|Robyn dances on her own during the new "Do It Again" tour|
The electronic twosome Röyksopp, who had a better outing the first time around than their Swedish tour-mate since the darker October night allowed their lights-and-lasers staging to have full effect, seemed resigned this time to a more subdued, and far less dramatic, opening solo set. Backed, interestingly, by several of the same musicians who would later play for Robyn's more pop-based set, the Norwegian duo performed something between a DJ set and a laid-back acoustic reinterpretation of their catalogue; recognizable tunes like "Happy Out Here" floated by more as suggestions rather than deliberate musical statements. While their 2011 Bowl set was an immersive sound and light experience that demanded attention, Röyksopp's set on Sunday played more as pleasant, mood-setting entrance music.
Then there came a strange, significant power shift as Robyn took the stage, stumbling over the opening lines of her 2005 hit "Be Mine," apparently (though not noticeably) out of sync with her band. Then, with a laugh and a gracious, patient smile to the audience, she righted the ship and sailed ahead with unshaken confidence. From that moment on, the Hollywood Bowl stage was Robyn's bitch. The vulnerable, overwhelmed, (and, I'm convinced, almost certainly ill) Robyn of October 2011 was but a distant memory - in fact, the Robyn on stage Sunday night looked like she might have eaten her for lunch.

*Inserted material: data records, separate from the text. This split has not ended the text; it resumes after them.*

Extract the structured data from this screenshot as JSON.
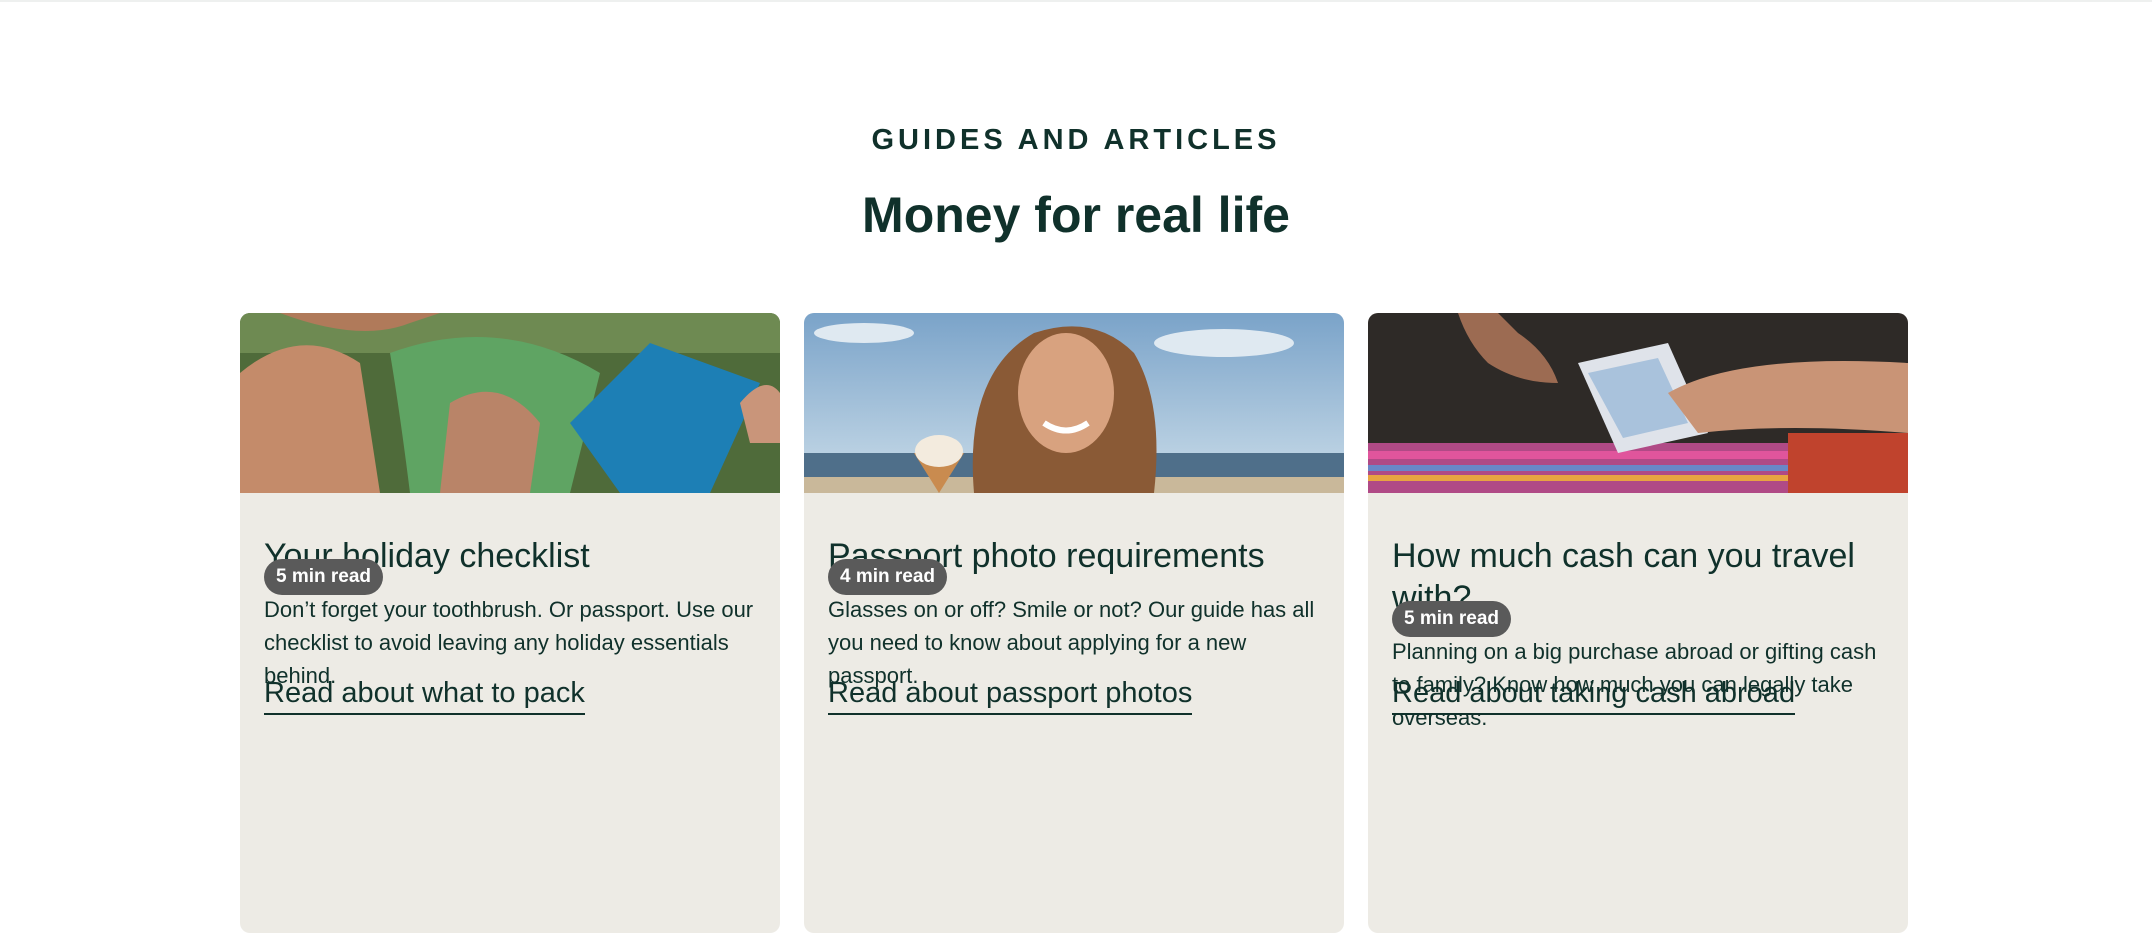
{
  "section": {
    "eyebrow": "GUIDES AND ARTICLES",
    "heading": "Money for real life"
  },
  "cards": [
    {
      "image_icon": "woman-reading-on-grass-image",
      "title": "Your holiday checklist",
      "description": "Don’t forget your toothbrush. Or passport. Use our checklist to avoid leaving any holiday essentials behind.",
      "read_time": "5 min read",
      "link": "Read about what to pack"
    },
    {
      "image_icon": "woman-with-ice-cream-on-beach-image",
      "title": "Passport photo requirements",
      "description": "Glasses on or off? Smile or not? Our guide has all you need to know about applying for a new passport.",
      "read_time": "4 min read",
      "link": "Read about passport photos"
    },
    {
      "image_icon": "hands-exchanging-cash-image",
      "title": "How much cash can you travel with?",
      "description": "Planning on a big purchase abroad or gifting cash to family? Know how much you can legally take overseas.",
      "read_time": "5 min read",
      "link": "Read about taking cash abroad"
    }
  ],
  "colors": {
    "text": "#10312b",
    "card_background": "#edebe5",
    "badge_background": "#5a5a5a"
  }
}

She certainly dressed the part: in a cutoff red hoodie with one cutoff sleeve, black UFC boxing shorts, knee pads, shin guards, and basketball shoes, like Little Red Riding Hood going snowboarding. The effect was topped off with dramatic Amy Winehouse-style black eye makeup and a serious Ziggy Stardust mullet - David Bowie meets Cathy Rigby as Peter Pan. Her set was equally fearless: she performed at least two completely new songs in the first ten minutes, and doled out the requisite Body Talk hits to the ravenous audience like Kate Mulgrew in Orange is the New Black. At one point, she let the crowd sing the chorus to her Body Talk hit "Dancing On My Own," in complete silence, as she mimed the backwards self-hug thing from the video.
|Photo credit Ann Powers|
Watching the encore of Robyn and Röyksopp's Body Talk collaboration "None Of Dem," I thought about what imbued Robyn in this show with the magnetic power I've seen her wield in smaller club venues but had not before translated to the vast outdoors of the Hollywood Bowl. Her costuming has always held multifaceted significance, making statements at once blunt (I'm a fighter/I'm a freak) and subtle (my entire body is covered but you know what's underneath). The segments of skin she chose to bare - upper thighs in the first set, the right side of her back in the second - speak to the creed she set out in the transformative 2005 single "Who's That Girl": "I'm only sexy when I say it's okay." Indeed, the entire manner in which she moves her body emblematizes a woman in absolute and total command of her sexuality. Few of the ways she would curl her back or shake her ass or thrust her chest would in themselves seem especially sexy - Terry Richardson would never direct an underwear-clad model that way - but the attitude of "This is what I think is sexy, not what you want" is a bold, powerful statement that ultimately proves intimidating and bizarrely sexy.
Near the end of the night, as Robyn was melting all over the stage floor while the two amiable gents of Röyksopp, in chain-mail hoods, played the nine-minute electronic dirge "Monument," I looked around at the sellout crowd and felt my heart lift. I was among 18,000 young American yuppies who had come (and paid!) to the Hollywood Bowl to see the weird shit that two relatively fringe-y European acts had come to put on stage in support of a not-terribly-accessible experimental electronic pop EP, and by and large seeming to buy into it eagerly in a way I've never known a crowd like that to be. It looks like there's hope for our generation yet.